Frank Pembleton, who usually partners with Bayliss, objects to his questions in a more subtle way by choosing to not be his partner on the case.  Instead, he takes the case of a woman shot dead in a parking lot, and asks Meldrick Lewis to partner with him on the case—a whim he soon regrets.  At the scene of the crime, Meldrick and Frank are confused by the fact that no one saw the shooter or even heard a gunshot, and a witness expresses the opinion that it must be "one of those black kids who go around shooting off guns."  Pembleton points out that, statistically, the witness is probably correct that the shooter came from the projects, while Meldrick is offended by Pembleton's assumption that the shooter is probably black.  Meldrick also objects to Pembleton's method of starting the investigation by working their way down the list of registered handguns, pointing out that most crimes are committed by people with stolen or unregistered guns.  At first, the detectives are surprised when Pembleton's list immediately leads to a woman who confesses to murder.  However, the murder turns out to be unrelated to their case, as the confession comes from a woman who had shot her boyfriend two days before, and mistakenly believes that Meldrick and Frank have come to arrest her. They eventually find the perpetrator in the parking lot shooting: a little girl, living three doors down from the victim, who took her father's gun from its cabinet and fired it into the air without knowing where the bullet would land. Afterward, Meldrick and Frank make peace by saying that if they caught the same case again, each would investigate it exactly as he did this one.

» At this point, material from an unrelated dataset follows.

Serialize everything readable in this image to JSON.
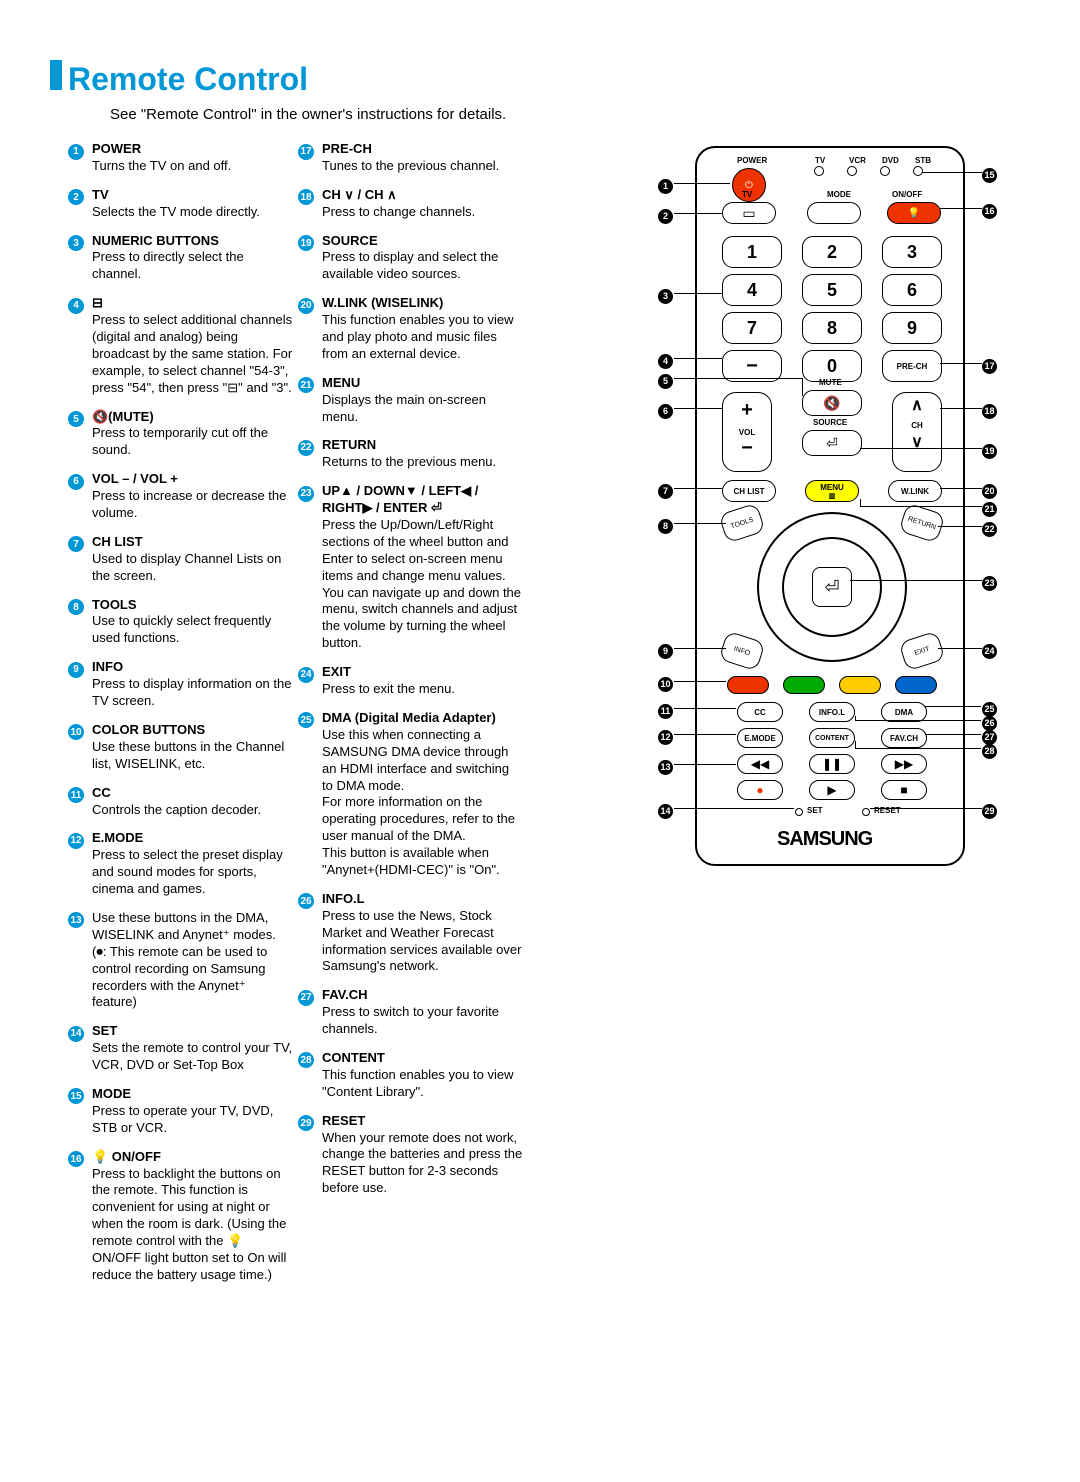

With all of his detectives either in the hospital or on other cases, Lt. Giardello takes a rare case as a primary, and reluctantly agrees to partner with Felton, who begs to be put back on duty after his hospitalization.  At the crime scene, Felton is visibly upset by the body, and Giardello's initial concern is replaced with anger when Felton, more traumatized by his shooting than he had admitted, loses his temper and shouts at Giardello in the squad room. Giardello bluntly tells Beau that trauma is only the latest in a long line of excuses for substandard work as a detective, and that he has never been good enough for Homicide.

In a comical subplot, the return of Bolander's memory (the previous episode had established temporary memory loss as a result of complications from the gunshot to his head) prompts Munch to relax his vigil by Bolander's bed.  Munch returns to the station, to find himself the laughing stock of everyone who sees him.  The reason why remains a mystery until Meldrick advises him to visit the art gallery across the street, where Munch discovers that the main exhibit is a giant nude photograph of Munch, taken when he was a younger man.  Munch confronts the artist, who turns out to be Brigitta, a bitter ex-girlfriend seeking to humiliate Munch, in revenge for him breaking her heart years ago.  Brigitta refuses to remove the photograph, but compromises by covering the photographic Munch's genital area with a poster.  Unfortunately, their public argument draws even more attention to the photograph, which becomes the subject of a newspaper article.

Cultural references 
The title is a reference to Homicide'''s sister show, Law & Order.  The episode's cold open features a cameo from Det. Mike Logan, a character from Law & Order, who meets with Pembleton to hand over a fugitive who fled from Baltimore to New York City.  Although the opening is unrelated to events in the rest of the episode, it bears a narrative significance in linking the continuities of Homicide and Law & Order. Over the course of the next four years, after Logan was replaced by the character of Rey Curtis, Homicide would use more intricate storylines to cross over with Law & Order three more times. In addition, the character of Munch would be transplanted to the series Law & Order: Special Victims Unit after the Homicide'' series finale in 1999.

References 
Kalat, David P. (1998). Homicide: Life on the Street: The Unofficial Companion. Los Angeles, California: Renaissance Books. .
McNaughton, John. (2003). Homicide Life on the Street - Season 3 (episode "Law & Disorder"). [DVD]. A&E Home Video.